Fehim-i Arvâsî hazretlerinin hastalığını duyanlar uzak yakın her taraftan gelip ziyâret ettiler. Tedâvî için doktorlar getirdiler. Vefât ettiği günün ikindi namazını oturarak kılan Seyyid Fehim hazretlerinin mübârek vücudları secdeden mübârek başını kaldırmayacak derecede zayıflamıştı. Oğlu Seyyid Muhammed Emin Efendinin yardımıyla başını secdeden kaldırabiliyordu. Bu sırada hüzün ve üzüntü Arvas ve etrâfını kaplamış, evin etrâfında yüzlerce seveni ve talebesi onun iyileşmesi haberini bekliyordu. O sırada renk renk, çeşit çeşit kuşlar geldiler, havada sıra sıra durarak herkesin hissettiği şekilde hüzünlerini izhâr ettiler. Yüzbinlerce kuş, Arvas üzerinde Şemsiye gibi gölge ettiler. O arada gaybdan bir ses; “Yâ eyyetühennefsü’l-mutmeinneh…” âyet-i kerîmesini sonuna kadar okudu. Secdeden başını kaldırıp “Er-Refîku’l-a’lâ.” dedikten sonra sesli bir kelime-i tevhidden sonra 1895 (H.1313) senesi Şevval ayının on beşinci Salı günü rûhunu teslim etti. Vefât haberi duyulunca, başta sevenleri olmak üzere bütün halk ve yabânî hayvanlar bile üzüldüler.
Seyyid Fehim-i Arvâsî hazretleri, teçhiz ve tekfinden sonra sevenlerinin gözyaşları arasında Arvas kabristanında daha önceden işâret ettiği yerde defnedildi.

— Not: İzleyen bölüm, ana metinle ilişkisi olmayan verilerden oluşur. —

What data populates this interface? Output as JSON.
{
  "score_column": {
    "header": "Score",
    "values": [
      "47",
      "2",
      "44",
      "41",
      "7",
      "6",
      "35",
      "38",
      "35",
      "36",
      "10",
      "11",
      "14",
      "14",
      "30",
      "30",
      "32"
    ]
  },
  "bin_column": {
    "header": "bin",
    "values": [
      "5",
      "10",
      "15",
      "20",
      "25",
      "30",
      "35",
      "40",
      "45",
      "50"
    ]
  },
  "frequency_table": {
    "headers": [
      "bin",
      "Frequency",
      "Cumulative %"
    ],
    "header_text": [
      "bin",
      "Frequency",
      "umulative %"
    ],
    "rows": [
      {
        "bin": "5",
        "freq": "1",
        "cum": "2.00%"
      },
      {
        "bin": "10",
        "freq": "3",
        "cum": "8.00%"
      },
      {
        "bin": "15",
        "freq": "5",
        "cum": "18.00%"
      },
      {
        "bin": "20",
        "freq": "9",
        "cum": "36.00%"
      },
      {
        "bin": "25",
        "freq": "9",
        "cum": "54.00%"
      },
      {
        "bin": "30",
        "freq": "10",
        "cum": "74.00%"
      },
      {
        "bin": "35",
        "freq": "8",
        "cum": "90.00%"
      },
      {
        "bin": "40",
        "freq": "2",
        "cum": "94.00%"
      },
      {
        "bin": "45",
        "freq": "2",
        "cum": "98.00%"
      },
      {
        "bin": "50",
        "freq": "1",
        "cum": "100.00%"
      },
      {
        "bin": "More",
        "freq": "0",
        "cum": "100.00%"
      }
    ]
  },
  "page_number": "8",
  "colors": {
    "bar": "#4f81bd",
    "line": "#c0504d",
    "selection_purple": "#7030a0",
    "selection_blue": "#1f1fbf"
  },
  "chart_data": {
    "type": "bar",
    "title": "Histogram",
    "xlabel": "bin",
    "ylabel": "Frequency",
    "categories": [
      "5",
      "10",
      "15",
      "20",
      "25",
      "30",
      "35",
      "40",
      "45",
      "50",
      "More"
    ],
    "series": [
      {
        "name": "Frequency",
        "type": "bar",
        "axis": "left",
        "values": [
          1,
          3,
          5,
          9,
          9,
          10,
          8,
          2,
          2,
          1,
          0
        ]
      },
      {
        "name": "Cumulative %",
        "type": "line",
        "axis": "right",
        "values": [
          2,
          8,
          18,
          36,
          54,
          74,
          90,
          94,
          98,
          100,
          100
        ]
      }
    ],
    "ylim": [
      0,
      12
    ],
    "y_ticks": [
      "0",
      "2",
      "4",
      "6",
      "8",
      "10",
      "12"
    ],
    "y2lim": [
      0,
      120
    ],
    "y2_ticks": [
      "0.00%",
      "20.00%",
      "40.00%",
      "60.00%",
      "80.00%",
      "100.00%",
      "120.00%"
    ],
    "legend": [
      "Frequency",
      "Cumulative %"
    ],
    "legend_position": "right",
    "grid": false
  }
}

Seyyid Fehim-i Arvâsî hazretlerinin Arvas’ta bulunan kabri, sevenleri tarafından ziyâret edilmekte ve bereketlerinden faydalanılmaktadır. Vesîle edilerek yapılan duâlar kabûl olmaktadır. Çocuğu olmayanlar çocuğa sâhib olmakta, hasta olanlar şifâya kavuşmaktadırlar. Bitlis’in Hizan ilçesine bağlı Karkar Deresi köyünden çocukları olmayan karı-koca Arvas’a gelip Seyyid Fehim hazretlerinin kabrini ziyâret ettiler. Çocukları olması için, Seyyid Fehim hazretlerinin rûhâniyetini vesîle ederek duâ ettiler. Sonra ikiz çocukları oldu. 1980 senesi sonbaharında tekrar Arvas’a gelen karı-koca kabr-i şerîfi ziyâret ettikten sonra üç defâ ikiz çocuklarının olduğunu bildirdiler. Hasta olup şifâ bulanlar da anlatılmaktadır.
Seyyid Fehim Arvâsî hazretlerinin vazîfesini bir müddet oğlu ve halîfesi Seyyid Muhammed Emîn Efendi devâm ettirdi. Onun vefâtından sonra da mutlak halîfesi Seyyid Abdülhakîm Arvâsî hazretleri devâm ettirdi.